Bicategories are perfectly happy for composition of 1-morphisms to be associative only up to isomorphism, so this solves the problem in a somewhat nicer way. (Taking equivalence classes of things when you don’t absolutely need to is regarded with some disdain in category theory, because it often means you’re throwing out information—and when you throw out information, you often regret it later.)

So, if you’re interested in decorated cospan categories, and you’re willing to work with bicategories, you should consider thinking about decorated cospan bicategories. And now, thanks to Kenny Courser’s work, you can!

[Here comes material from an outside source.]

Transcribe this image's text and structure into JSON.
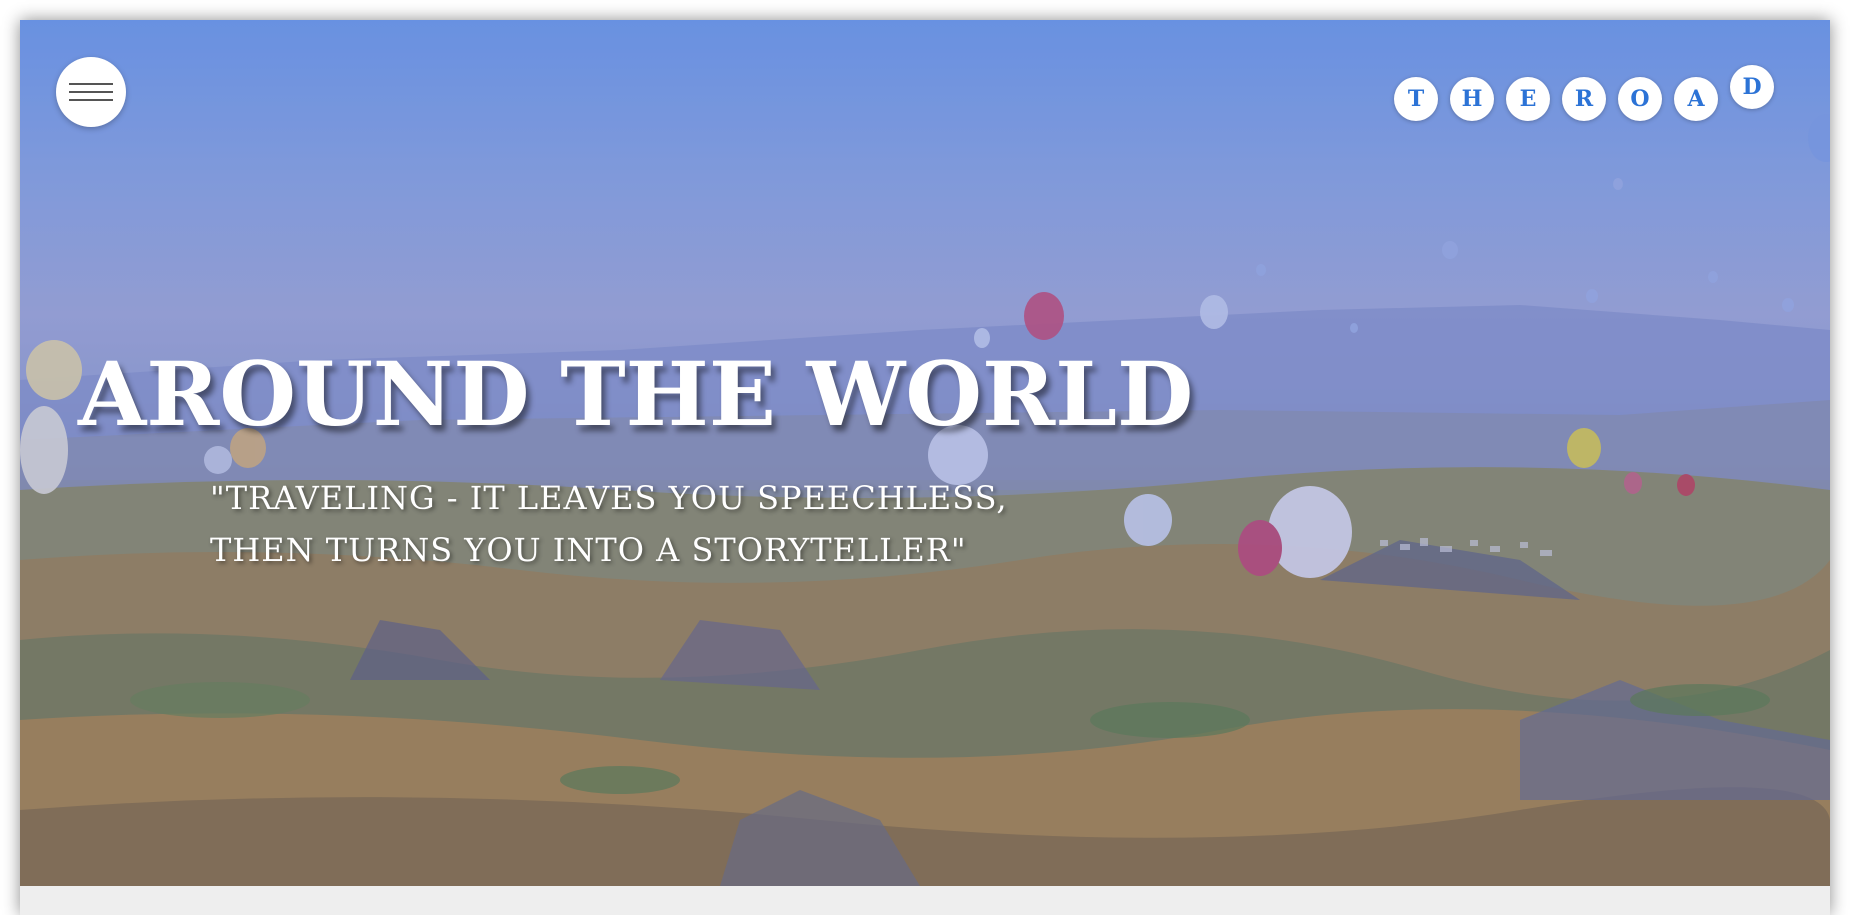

He showed how the decorations work in the bicategorical approach: for example, he proved that whenever C has finite colimits and

F : (C,+) \to (\mathrm{Set}, \times)

is a lax symmetric monoidal functor, you get a symmetric monoidal bicategory where a morphism is a cospan in C:

with the object \Gamma decorated by an element of F(\Gamma).

Proving this took some virtuosic work in category theory. The key turns out to be this glorious diagram:



For the explanation, check out Proposition 4.1 in his paper.

I’ll talk more about applications of cospan bicategories when I blog about some other papers Kenny Courser and Daniel Cicala are writing.